My wife has always been reminiscent about her days working with the elephants and was especially concerned about Ellie. As a special gift, I arranged for a trip to St. Louis for her to see Ellie. She wondered if Ellie would remember her or not since it had been over 30 years since she last saw her. The St. Louis Zoo staff were wonderful and hosted us for this brief visit, allowing us to spend time with her in an off-exhibit area with her calves.

Initially, it did not appear that Ellie remembered her, but after all, Ellie is 53 years old now. But the more she talked to her Ellie seemed to make that connection and by the time we had to leave, she was responding to my wife and to the surprise of her keepers performing behaviors they had not seen her do. The area supervisor had been working with Ellie for over 20 years and was amazed. They shared stories and my wife gave them insights on medical issues that plagued Ellie back then and the therapies used to treat them. The trip turned out to be so much more than a visit to an old friend but turned into a sharing of information between zoo professionals.

As we sat in the airport to leave St. Louis, my wife struck up a conversation with a fellow flier. The conversation turned to the zoo. As a resident of St. Louis, he remembered the zoo fondly, but it had been a while since he had visited. The one thing that had stuck with him was the bull elephant, Raj, that he remembered as a kid growing up.
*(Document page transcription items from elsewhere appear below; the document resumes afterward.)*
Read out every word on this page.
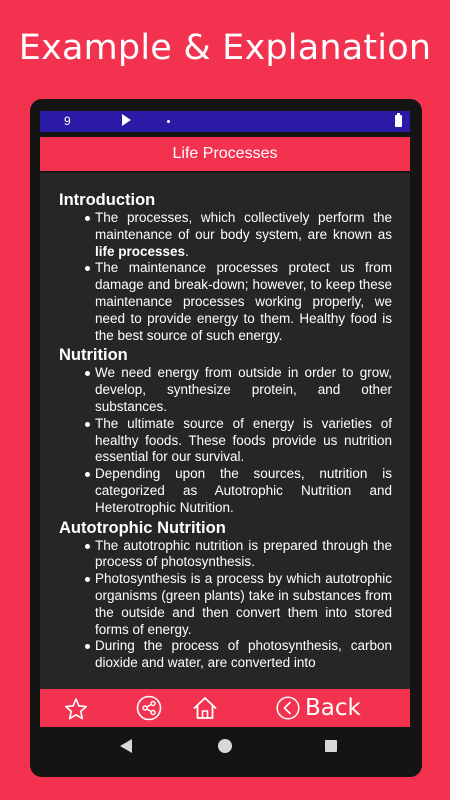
Example & Explanation
9
Life Processes
Introduction
The processes, which collectively perform the maintenance of our body system, are known as life processes.
The maintenance processes protect us from damage and break-down; however, to keep these maintenance processes working properly, we need to provide energy to them. Healthy food is the best source of such energy.
Nutrition
We need energy from outside in order to grow, develop, synthesize protein, and other substances.
The ultimate source of energy is varieties of healthy foods. These foods provide us nutrition essential for our survival.
Depending upon the sources, nutrition is categorized as Autotrophic Nutrition and Heterotrophic Nutrition.
Autotrophic Nutrition
The autotrophic nutrition is prepared through the process of photosynthesis.
Photosynthesis is a process by which autotrophic organisms (green plants) take in substances from the outside and then convert them into stored forms of energy.
During the process of photosynthesis, carbon dioxide and water, are converted into
Back
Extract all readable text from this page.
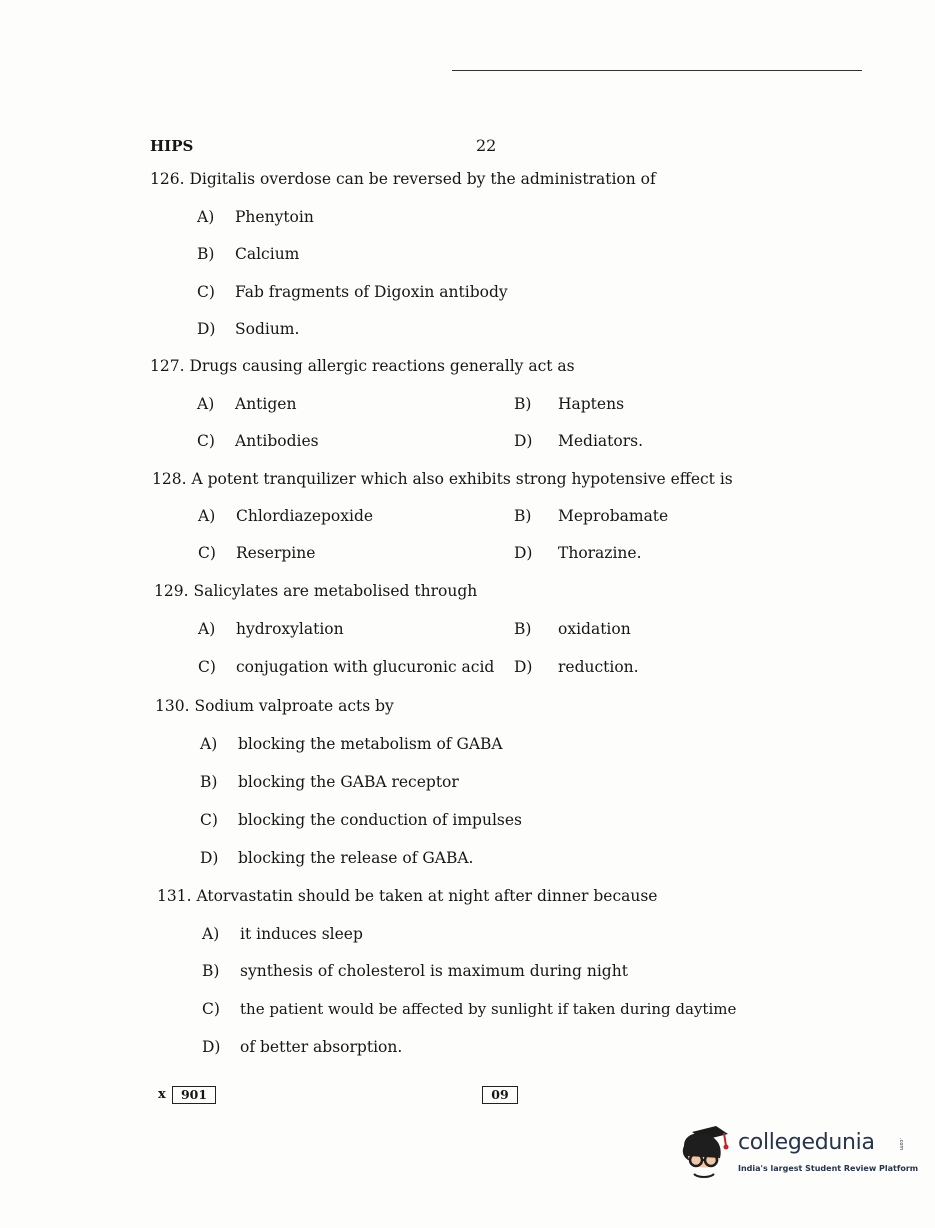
HIPS	22
126. Digitalis overdose can be reversed by the administration of
A) Phenytoin
B) Calcium
C) Fab fragments of Digoxin antibody
D) Sodium.
127. Drugs causing allergic reactions generally act as
A) Antigen	B) Haptens
C) Antibodies	D) Mediators.
128. A potent tranquilizer which also exhibits strong hypotensive effect is
A) Chlordiazepoxide	B) Meprobamate
C) Reserpine	D) Thorazine.
129. Salicylates are metabolised through
A) hydroxylation	B) oxidation
C) conjugation with glucuronic acid D) reduction.
130. Sodium valproate acts by
A) blocking the metabolism of GABA
B) blocking the GABA receptor
C) blocking the conduction of impulses
D) blocking the release of GABA.
131. Atorvastatin should be taken at night after dinner because
A) it induces sleep
B) synthesis of cholesterol is maximum during night
C) the patient would be affected by sunlight if taken during daytime
D) of better absorption.
x	901	09
collegedunia	.com
India's largest Student Review Platform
It is those memories that we carry from our childhood that for some reason stick with us as we grow up. Whether it is a special pet or an animal in a zoo that creates that connection, it is those individuals that stick with you. My wife worked with a whole herd and cared about all of them, but Ellie stood out to her. When I arrived in Minot, I found out that Clover, one of the zoo’s Amur leopards, was part of a litter of cubs we raised at the Greenville Zoo in South Carolina. We love to see all the animals when we visit the zoo, but which one will be the one that connects with you? It could be a young animal like JaKiya (lion cub) or one of our more senior residents like Kianga (giraffe). That individual can create a passion that can ultimately guide your life’s work.